ENVR_SCI 203 / CIV_ENG 203: Energy and the Environment

Prof. Neal Blair

T/Th 2-3:20 p.m. 

Tech Lecture Room 4

Natural Sciences Distro

Description: This class has everything you ever wanted to know about energy production, and then some. It’s basically divided into two halves: the first half of the course is about fossil fuels, their formation, production, and environmental impacts. The second is all about biofuels. A huge amount of the grade is homework and class participation, which is really cool, plus, Dr. Blair is a super nice guy, if not the most engaging lecturer in the world. If you’re looking at taking this class just for fun or for a distro, it might not be the best call, unless you’re like… really into the chemistry of how smog forms and things like that. But overall, this is a reasonably interesting class, with a ton of the science behind a lot of energy-related stories that you see in the news.

Best CTEC: “Blair is a very genuine and enthusiastic about the subject, the class is just a little slow if you’re a senior.”

ISEN 210: Intro to Sustainability: Challenges and Solutions

Prof. Seth W Snyder

T/Th 3:30-4:50 p.m.

Annenberg G15

Social and Behavioral Sciences Distro

Description: This class is all about sustainability! Learn what it means to be a sustainable society in the context of energy and resource use, consumption and development, and environmental constraints. Figure out how human habits and behaviors contribute to issues of sustainability, and then come up with solutions to reduce society’s impact on the environment. TL;DR: SAVE THE WORLD THROUGH SUSTAINABILITY!

What to get out of this class: Students will learn how to use data and analysis to better understand the myriad sustainability challenges faced by society, and, more importantly, to assess how adopting improved technologies, policies, and behaviors can help address these challenges.

Best CTEC: “Overall a pretty good class, and I think it will be even better in future years as both the ISEN program and the teaching staff become more settled. This is definitely more business focused than one might expect, so it is good for the STEM folk if you’re looking to branch out without having to take strict econ classes.”

PHIL 254: Introduction to Philosophy of Natural Sciences

Prof. Axel Mueller

M/W 9:30-10:50 a.m.

Kresge 2-410

Ethics & Values Distro

Description: What does it take for a system of sentences to count as a good scientific theory?

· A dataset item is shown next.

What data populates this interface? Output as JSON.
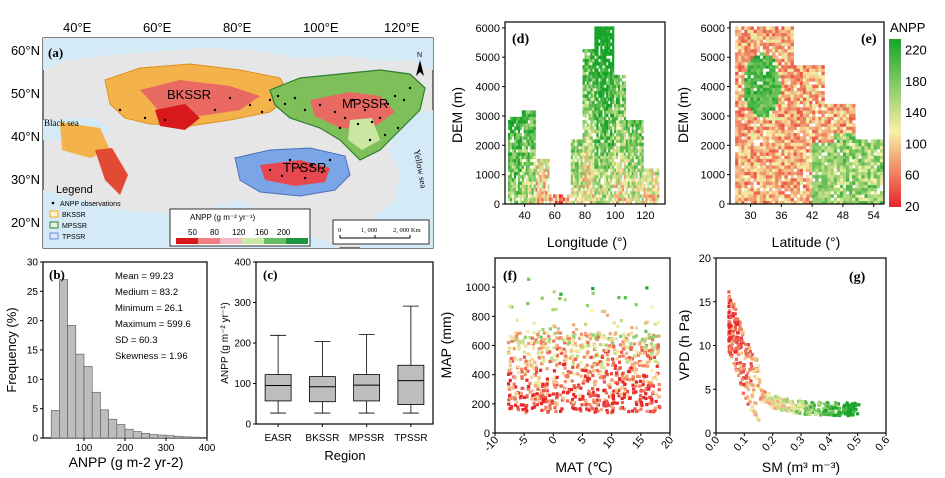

What does it take for a given theory to be better supported by the available evidence than its competitors? We will begin with a brief overview of the scientific revolution of the 16th and 17th centuries, and then turn to the treatment of certain problems in the contemporary literature, like the problem of induction, the problem of the underdetermination of theory choice by the available data, the problem of rationality and conceptual change, the problem of realism.

Best CTEC: This course took very little work (basically I didn’t do anything but attend class and write the papers), but I found the material quite interesting and definitely changed the way I view science.”